With 2030 around the corner, it is time to formulate firm ambitions.

Editorial by H.E. Mrs Amira Elfadil Mohamed, Commissioner for Social AffairsAfrican Union Commission

Hope for an Africa free of disease burden is the only one thing that keeps us rising back up after every public health crisis we have encountered as a continent. Countries and communities have come together over the years to mobilize financial resources, instigate innovations and participate in designing health services that meet their needs. Together, we have gained public health breakthroughs and saved lives. It will be no different, in 2020 and beyond.

2020 is unique and we, at the Commission are making sure that we start the New Year right with bold resolutions and fresh ideas to help us attain our goals. Our eyes are set on all the continental health policy commitments and respective health-related goals to be attained by 2030. With only ten years to go, we are working out strategies to ensure that the roadmap for ending disease burden, increasing political will and financial adequacy is in our grasp.

Specifically, we are looking into the progress made by African Union (AU) Member States in implementing the Africa Health Strategy 2016 – 2030. The policy framework provides strategic direction to AU Member States in their efforts in creating better performing health sectors and addressing key challenges facing efforts to reduce the continent’s disease burden.  It is premised on: Agenda 2063: The Africa We Want; Agenda 2030 for Sustainable Development; Sexual and Reproductive Health and Rights Continental Policy Framework; Maputo Plan of Action (2016-2030); Pharmaceutical Manufacturing Plan for Africa (PMPA; African Regional Nutrition Strategy 2015 – 2025 (ARNS), the various AU Abuja commitments, calls, declarations aimed at combatting AIDS, tuberculosis and malaria in Africa; Global Strategy for Women’s, Children’s and Adolescent Health 2016 – 2030; and Catalytic Framework to End AIDS, TB and Eliminate Malaria in Africa by 2030.

The Commission will also engage AU Member States on the successes, challenges as well as existing opportunities and challenges regarding implementation of the Catalytic Framework. This  Framework was endorsed by Heads of States and Government in 2016 to intensify Africa-wide consensus towards eliminating the three diseases as public health threats by 2030. The collected information will be used in the review of the Framework to ensure positive outcomes come 2030.

2020 is also critical in firming up the African Union’s efforts towards realising a conflict-free Africa. End of conflict, or reduction of it, will free-up resources for many African countries which can be re-directed to meeting socio-economic and development needs. It will also broaden the path of successful implementation of the ALM Declaration among AU Member States. The ALM Declaration was endorsed by African Heads of States and Government in February 2019 as an indication of commitment to spur a reorientation of Africa’s health systems and health spending.
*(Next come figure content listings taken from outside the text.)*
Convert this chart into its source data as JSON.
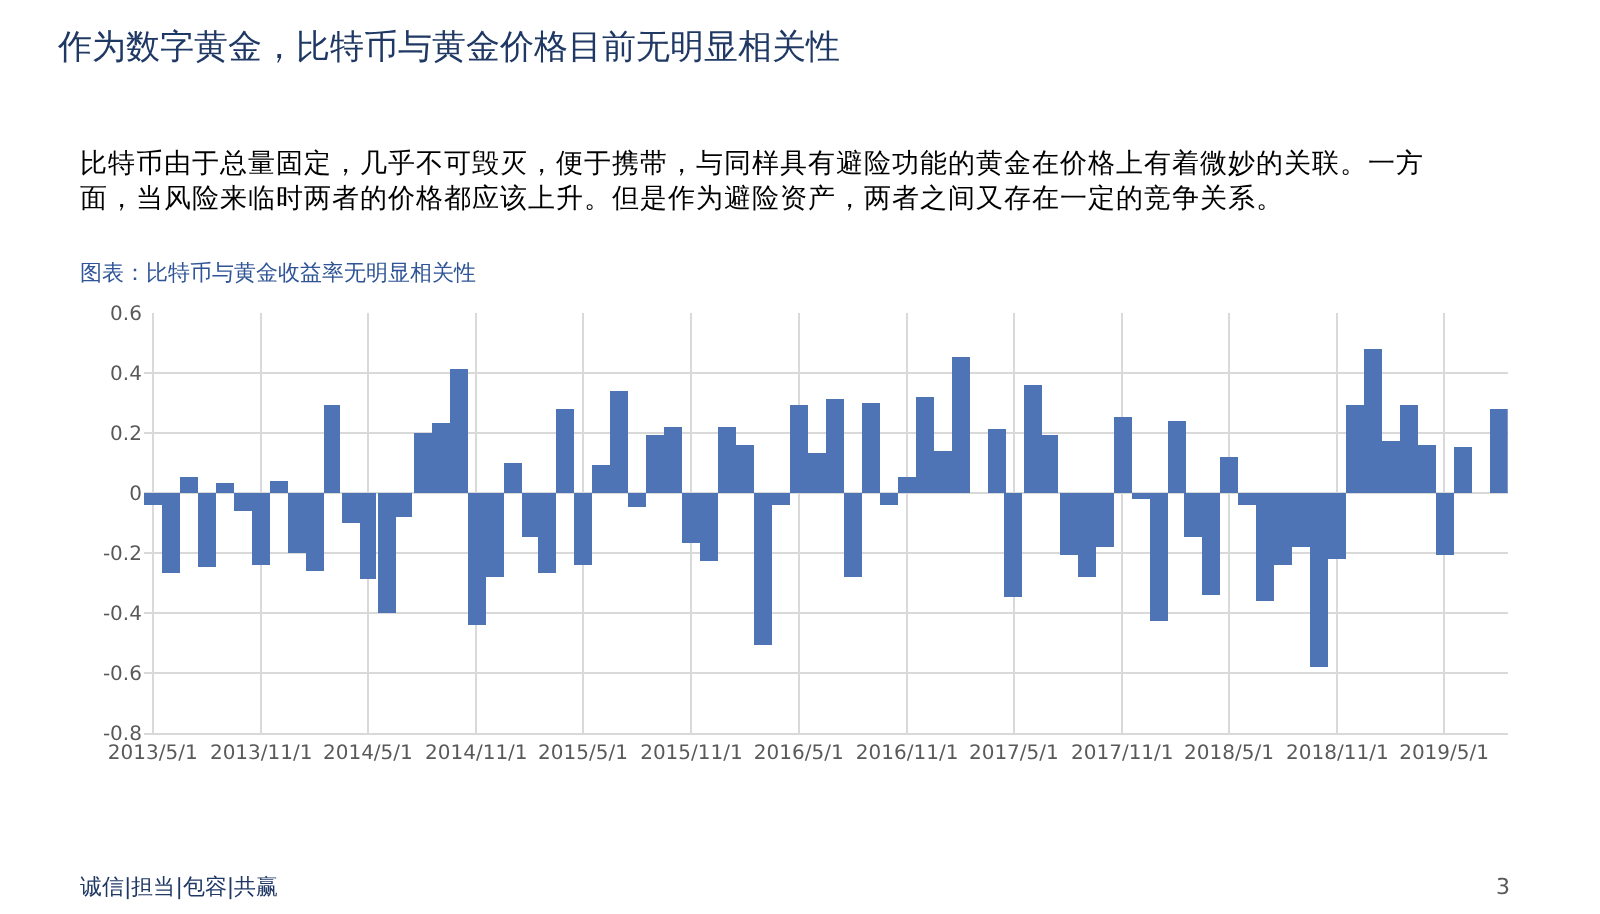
{
  "chart_data": {
    "type": "bar",
    "title": "作为数字黄金，比特币与黄金价格目前无明显相关性",
    "subtitle": "比特币由于总量固定，几乎不可毁灭，便于携带，与同样具有避险功能的黄金在价格上有着微妙的关联。一方面，当风险来临时两者的价格都应该上升。但是作为避险资产，两者之间又存在一定的竞争关系。",
    "annotations": [
      "图表：比特币与黄金收益率无明显相关性",
      "诚信|担当|包容|共赢",
      "3"
    ],
    "x": [
      "2013-05",
      "2013-06",
      "2013-07",
      "2013-08",
      "2013-09",
      "2013-10",
      "2013-11",
      "2013-12",
      "2014-01",
      "2014-02",
      "2014-03",
      "2014-04",
      "2014-05",
      "2014-06",
      "2014-07",
      "2014-08",
      "2014-09",
      "2014-10",
      "2014-11",
      "2014-12",
      "2015-01",
      "2015-02",
      "2015-03",
      "2015-04",
      "2015-05",
      "2015-06",
      "2015-07",
      "2015-08",
      "2015-09",
      "2015-10",
      "2015-11",
      "2015-12",
      "2016-01",
      "2016-02",
      "2016-03",
      "2016-04",
      "2016-05",
      "2016-06",
      "2016-07",
      "2016-08",
      "2016-09",
      "2016-10",
      "2016-11",
      "2016-12",
      "2017-01",
      "2017-02",
      "2017-03",
      "2017-04",
      "2017-05",
      "2017-06",
      "2017-07",
      "2017-08",
      "2017-09",
      "2017-10",
      "2017-11",
      "2017-12",
      "2018-01",
      "2018-02",
      "2018-03",
      "2018-04",
      "2018-05",
      "2018-06",
      "2018-07",
      "2018-08",
      "2018-09",
      "2018-10",
      "2018-11",
      "2018-12",
      "2019-01",
      "2019-02",
      "2019-03",
      "2019-04",
      "2019-05",
      "2019-06",
      "2019-07",
      "2019-08"
    ],
    "values": [
      -0.04,
      -0.27,
      0.05,
      -0.25,
      0.03,
      -0.06,
      -0.24,
      0.04,
      -0.2,
      -0.26,
      0.29,
      -0.1,
      -0.29,
      -0.4,
      -0.08,
      0.2,
      0.23,
      0.41,
      -0.44,
      -0.28,
      0.1,
      -0.15,
      -0.27,
      0.28,
      -0.24,
      0.09,
      0.34,
      -0.05,
      0.19,
      0.22,
      -0.17,
      -0.23,
      0.22,
      0.16,
      -0.51,
      -0.04,
      0.29,
      0.13,
      0.31,
      -0.28,
      0.3,
      -0.04,
      0.05,
      0.32,
      0.14,
      0.45,
      0,
      0.21,
      -0.35,
      0.36,
      0.19,
      -0.21,
      -0.28,
      -0.18,
      0.25,
      -0.02,
      -0.43,
      0.24,
      -0.15,
      -0.34,
      0.12,
      -0.04,
      -0.36,
      -0.24,
      -0.18,
      -0.58,
      -0.22,
      0.29,
      0.48,
      0.17,
      0.29,
      0.16,
      -0.21,
      0.15,
      0,
      0.28
    ],
    "color": "#4f74b5",
    "xlim": [
      "2013-04-16",
      "2019-08-17"
    ],
    "xticks": [
      {
        "value": "2013-05",
        "label": "2013/5/1"
      },
      {
        "value": "2013-11",
        "label": "2013/11/1"
      },
      {
        "value": "2014-05",
        "label": "2014/5/1"
      },
      {
        "value": "2014-11",
        "label": "2014/11/1"
      },
      {
        "value": "2015-05",
        "label": "2015/5/1"
      },
      {
        "value": "2015-11",
        "label": "2015/11/1"
      },
      {
        "value": "2016-05",
        "label": "2016/5/1"
      },
      {
        "value": "2016-11",
        "label": "2016/11/1"
      },
      {
        "value": "2017-05",
        "label": "2017/5/1"
      },
      {
        "value": "2017-11",
        "label": "2017/11/1"
      },
      {
        "value": "2018-05",
        "label": "2018/5/1"
      },
      {
        "value": "2018-11",
        "label": "2018/11/1"
      },
      {
        "value": "2019-05",
        "label": "2019/5/1"
      }
    ],
    "ylim": [
      -0.8,
      0.6
    ],
    "yticks": [
      -0.8,
      -0.6,
      -0.4,
      -0.2,
      0,
      0.2,
      0.4,
      0.6
    ],
    "grid": true
  }
}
The Commission was tasked with the responsibility to advocate for adoption of the ALM Declaration and its asks among AU Member States.

On that account, the ALM Declaration agenda is also high on our list of priorities. The Commission will conduct its first RECs assessment mission in February to evaluate the capacity of the East Africa Community to host a regional health financing hub. In addition, the formation of technical working groups and subcommittees is currently ongoing. The members will shape and lead the strategic direction in which implementation of the ALM Declaration heads. Towards the end of the year, there will be a high-level statutory meeting of Ministers of Health and Finance from AU Member States to discuss how they can work together to bring the asks of the ALM Declaration to life.

Evidently, much is on our plate but it is all achievable especially at a time when the Africa Centre for Disease Control and Prevention (Africa CDC) is setting up more Regional Collaborating Centres (RCCs) within the continent. RCCs are technical support institutions for the Africa CDC that support surveillance, laboratory systems and networks, information systems, emergency preparedness and response, capacity development and public health research in AU Member States. The operationalization of the RCCs in all five regions of Africa is contributing immensely to empowering the leadership role of Africa CDC as an Africa-owned institution that prevents, detects, and responds to public health threats, hence strengthening global health security.

We have made it this far with the relentless support of our global partners. The scale and ambition of continental and global commitments require a strong network of partners in the areas of research, technology, innovation, finance and human capacity to advance sustainable solutions to cross-cutting development issues. The past decade consisted of valuable multi-stakeholder partnerships which have enhanced the Commission’s ability to achieve its full potential in delivering sustainable solutions to Africa’s most complex and pressing socio-economic challenges. Nurturing impactful partnerships will remain a priority for the Commission.

As we walk into a new decade, Africa should keep hope alive for the sake of sustaining momentum towards attaining the Africa we want. The African Union Commission will continue to work tirelessly in collaboration with our global partners so that come 2030, it will not only be a continental sense of pride but a global celebration too. The health of the continent, and of the world, depends on all of us keeping our commitments.